Dwell on the gravity of that for a minute. Would you be willing to give up the comfort of your home to sleep on the street in the cold for a week if it meant helping someone in need? Really think this through, how much more did Christ give up? He was sitting at the right hand of the Father with all of the power of deity and yet He chose to let go of all of those benefits and comforts to be born to a poor family in a stable. He spent the early part of His life on the run from Herod and the later part of His life continually contending with the Jewish leadership. Not only did He just give up comfort, but He was also willing to undergo unthinkable torture as he was flogged mercilessly and then put to death in the most painful way available at the time. He did all those things just because He cared for us so deeply and wanted to give us a way to reenter the presence of God.
Wow! Talk about humbling. This is one of those passages that I continually return to when I’m feeling grumpy or contentious. Sometimes we all just need a good attitude adjustment, and this is the passage that will do it every time. Whatever offense I think I’ve been dealt or whatever struggle I have to work through pale in comparison to the experiences of Jesus when He was on this earth.

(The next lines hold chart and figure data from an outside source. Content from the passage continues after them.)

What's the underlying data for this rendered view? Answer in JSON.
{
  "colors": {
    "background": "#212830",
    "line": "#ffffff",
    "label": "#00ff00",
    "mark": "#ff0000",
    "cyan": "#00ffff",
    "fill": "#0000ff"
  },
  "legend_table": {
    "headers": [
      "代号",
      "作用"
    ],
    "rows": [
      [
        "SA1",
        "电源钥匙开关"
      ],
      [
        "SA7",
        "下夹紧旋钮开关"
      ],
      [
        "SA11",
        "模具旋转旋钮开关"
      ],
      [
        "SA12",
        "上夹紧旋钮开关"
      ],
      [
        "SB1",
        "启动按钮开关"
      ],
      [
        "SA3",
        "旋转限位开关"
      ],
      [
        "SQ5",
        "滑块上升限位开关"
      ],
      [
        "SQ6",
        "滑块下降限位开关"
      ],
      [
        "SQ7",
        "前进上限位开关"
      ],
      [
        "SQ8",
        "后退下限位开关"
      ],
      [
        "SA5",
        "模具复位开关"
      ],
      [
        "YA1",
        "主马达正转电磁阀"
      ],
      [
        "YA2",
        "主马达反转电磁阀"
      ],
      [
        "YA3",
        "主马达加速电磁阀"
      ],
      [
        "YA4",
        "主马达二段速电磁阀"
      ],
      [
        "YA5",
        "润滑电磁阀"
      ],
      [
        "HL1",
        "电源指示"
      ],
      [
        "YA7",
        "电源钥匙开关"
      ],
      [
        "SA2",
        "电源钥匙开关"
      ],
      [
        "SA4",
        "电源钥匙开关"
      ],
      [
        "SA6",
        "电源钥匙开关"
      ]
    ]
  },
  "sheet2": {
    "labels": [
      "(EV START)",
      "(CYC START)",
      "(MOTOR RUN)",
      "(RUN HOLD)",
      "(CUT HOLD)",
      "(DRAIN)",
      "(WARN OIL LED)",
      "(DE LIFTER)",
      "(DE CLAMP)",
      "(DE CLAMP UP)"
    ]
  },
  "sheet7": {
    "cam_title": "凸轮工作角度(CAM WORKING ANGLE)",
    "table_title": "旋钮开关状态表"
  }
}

- What are some practical ways we can immolate the attitude of Jesus shown in these verses?
- How would imitating the attitude of Christ affect our relationships in the church?
Read Philippians 2:9-11
- What does the phrase “for this reason” refer to?
- What did God do for Christ?
- What will everyone on heaven and earth and under the earth do at the name of Jesus?
- What is the ultimate goal of all of this according to verse 11?
Because of Jesus’s incredible humility God will exalt Him above everyone and everything. This is an important theme in Scripture, if one seeks to be exalted in the eyes of man then they will likely receive that outcome but that will be their reward (cf Matt 6:1-2). If however, we practice humility out of love, God will be the one who rewards us. I don’t know about you, but I would far rather an eternal reward from God than the fickle passing praise of man.
The ultimate goal of this exaltation is the glory of God. In a church setting, we throw the word “glory” around a lot. It is one of those words we hear but don’t always process the full meaning of. The word in Greek is DOXA and it means greatness, splendor, or honor in recognition of great prestige. The ultimate goal of everything Christ did was so that God and His will would be glorified. Think back to chapter 1, this is the exact mindset Paul embodied. He lived his life 100% for the glory of God and the progress of His will.
- What is one way you can focus your mind and attention on the glory of God this week?
- How can a focus on making our lives glorify God improve the relationships in the Lord’s church?
This week has left us with a lot to chew on. We have been presented with the absolute perfect example of humility and those are not easy shoes to even attempt to fill. Take about 15 minutes and read back through the entire letter in one sitting. Are you starting to see the themes more easily? Is the bigger message of humility of mind jumping off the page at you now? Be sure you continue to read through the letter as a whole every week (or every day if you can!) and take some time to really dwell this week on what it means to truly have the attitude of Christ.